I say this, but with the caveat that electrostatic migration takes years to do its job, and generally only occurs when running circuits at a higher voltage or frequency than they were designed for. Chip designers understand electrostatic migration and EMI issues, and how to mitigate it. That said, running a chip well out of the spec for which it was designed, even if it "works fine" for long periods of time, is also almost certainly damaging it. Slowly.

However, it's normally the difference between reducing the useful lifetime of a chip from 20-30 years to 2-5 years. (I've worked at a silicon design house. Yes, they design these things to last forever, or at least 30 years. Even if they know they won't be used nearly that long.) And when it starts malfunctioning, reducing the clock speed or voltage can give it a new lease on life for a while longer as it begins operating within engineering tolerances.

Given PC life-cycles, you can put a big "OK, I know about electrostatic migration, but I don't care" sticker on this post and ignore it However, you can't assume you aren't damaging your chip by overclocking it. You almost certainly are. The question is how much this damage is worth to you. Given that PC chip prices continually fall, there's a very good chance this damage is worth it in exchange for increased performance; 3 years from now, that same chip won't be worth enough cash to have ever worried about it in the first place.

Well, I EMI would be a concern if we were going out of engineering tolerances...but most of the overclocking people do is not over engineering tolerances.

The 6800 Go GPU has the exact same engineering tolerances as the 6800 Go Ultra GPU. Nvida doesn't make special silicon for each....They simply part them out based on yield quality. As we have progressed in our fabs. yeild quality keeps getting better and better... that still means companies have to fill out their product line.
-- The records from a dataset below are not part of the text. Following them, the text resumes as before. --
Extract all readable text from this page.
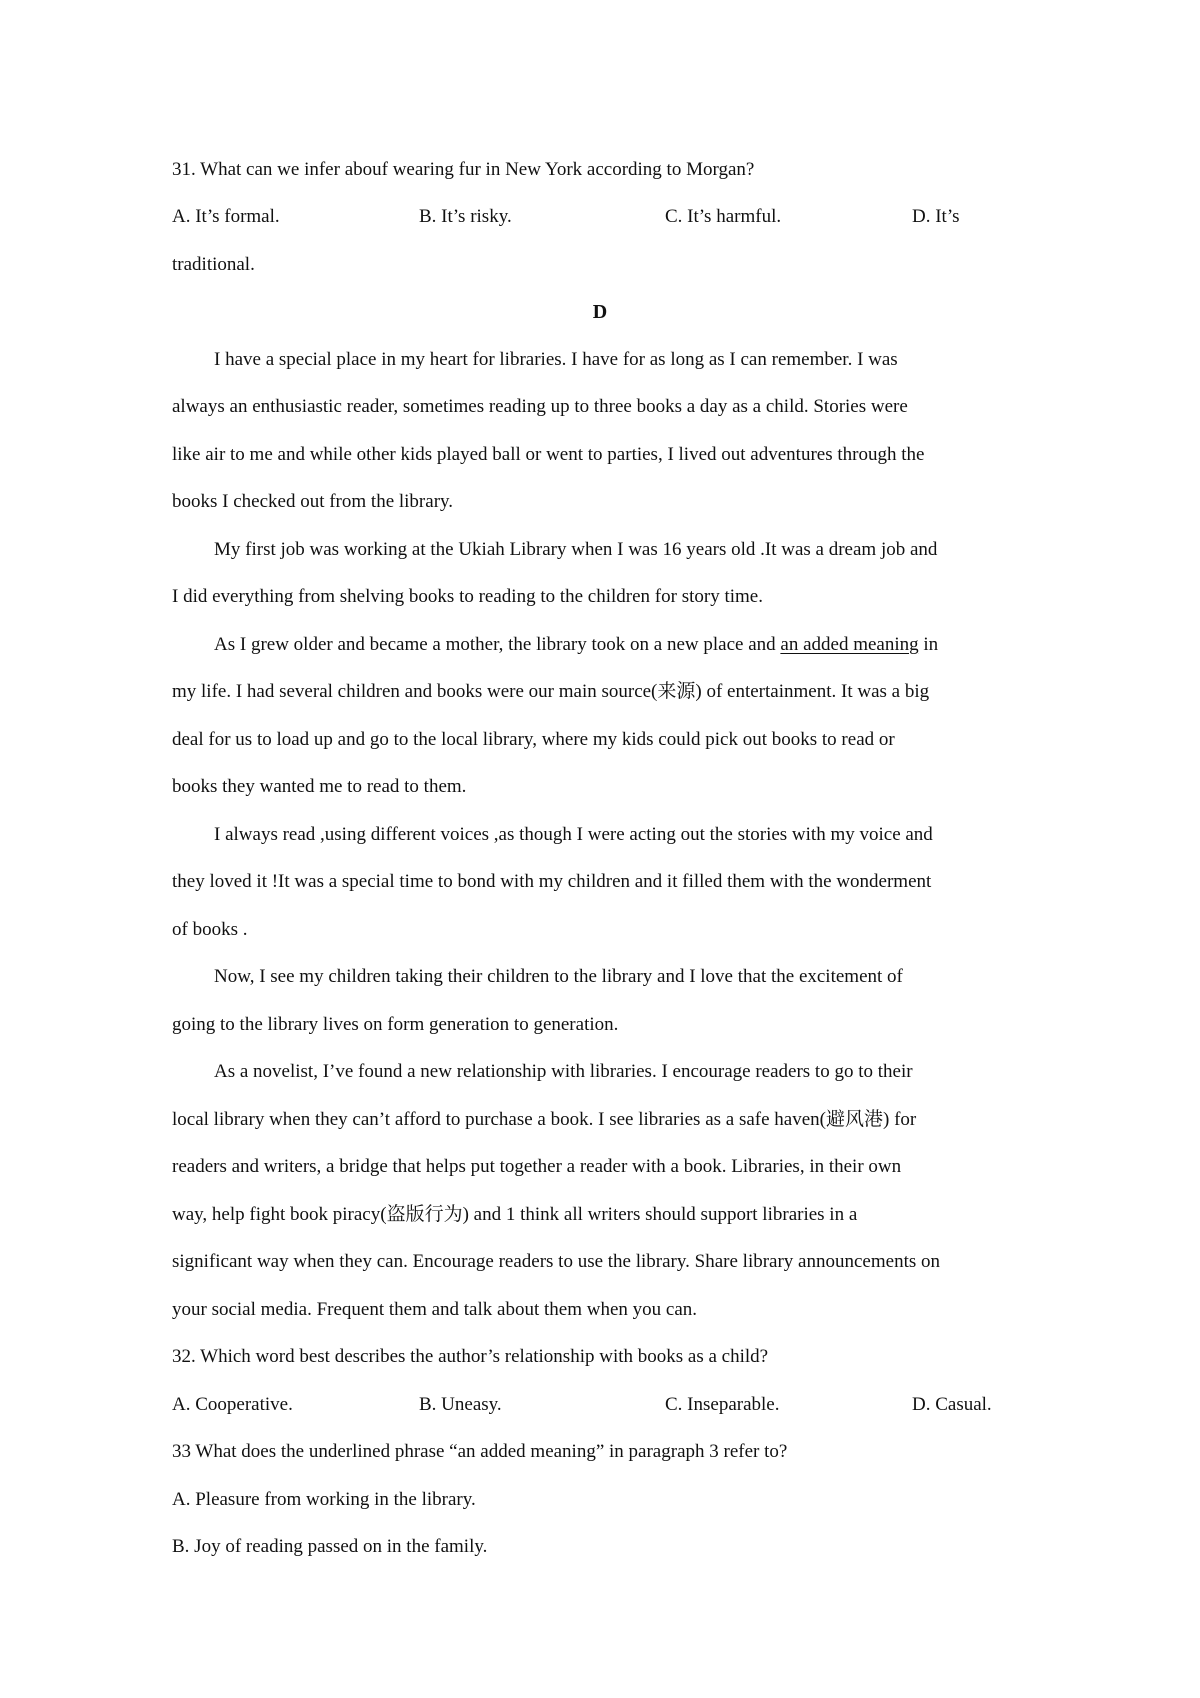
31. What can we infer abouf wearing fur in New York according to Morgan?
A. It’s formal.	B. It’s risky.	C. It’s harmful.	D. It’s
traditional.
D
I have a special place in my heart for libraries. I have for as long as I can remember. I was
always an enthusiastic reader, sometimes reading up to three books a day as a child. Stories were
like air to me and while other kids played ball or went to parties, I lived out adventures through the
books I checked out from the library.
My first job was working at the Ukiah Library when I was 16 years old .It was a dream job and
I did everything from shelving books to reading to the children for story time.
As I grew older and became a mother, the library took on a new place and an added meaning in
my life. I had several children and books were our main source(来源) of entertainment. It was a big
deal for us to load up and go to the local library, where my kids could pick out books to read or
books they wanted me to read to them.
I always read ,using different voices ,as though I were acting out the stories with my voice and
they loved it !It was a special time to bond with my children and it filled them with the wonderment
of books .
Now, I see my children taking their children to the library and I love that the excitement of
going to the library lives on form generation to generation.
As a novelist, I’ve found a new relationship with libraries. I encourage readers to go to their
local library when they can’t afford to purchase a book. I see libraries as a safe haven(避风港) for
readers and writers, a bridge that helps put together a reader with a book. Libraries, in their own
way, help fight book piracy(盗版行为) and 1 think all writers should support libraries in a
significant way when they can. Encourage readers to use the library. Share library announcements on
your social media. Frequent them and talk about them when you can.
32. Which word best describes the author’s relationship with books as a child?
A. Cooperative.	B. Uneasy.	C. Inseparable.	D. Casual.
33 What does the underlined phrase “an added meaning” in paragraph 3 refer to?
A. Pleasure from working in the library.
B. Joy of reading passed on in the family.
So you end up getting "lower end" chips that are really just as capable as the "higher end" product.

For example..I got a Pentium 4 1.6 Ghz northwood cpu that I was able to take to 2.4 ghz with no voltage increase. After some voltage modification I got that sucker up to 2.8 ghz with the stock HSF unit...This processor is still going !

I will note that heat should always be watched, as the 6800 go Ultra does ship with a different heat pipe setup...though I doubt if the one that comes with the 6800 go is too bad....it is a laptop after all and laptops can get hot.

Wow! Nice long response! I too worked in a Chip Fab (in the early 80's...Western Digital before they made HD's) and yes I know all about electrons, EMI, etc. Your end paragraph put it all into perspective. One it's abouts yields (thats' why my $47 XP1700 CPU runs fine at XP3000+ because it is the same chip and I got into a good lot..I am not out of Eng tolerance with my 800+Mhz OC) and real world product logivity. I have no doubt my CPU will still work fine (and my GPU's) several years from now, but I wont be running them by then!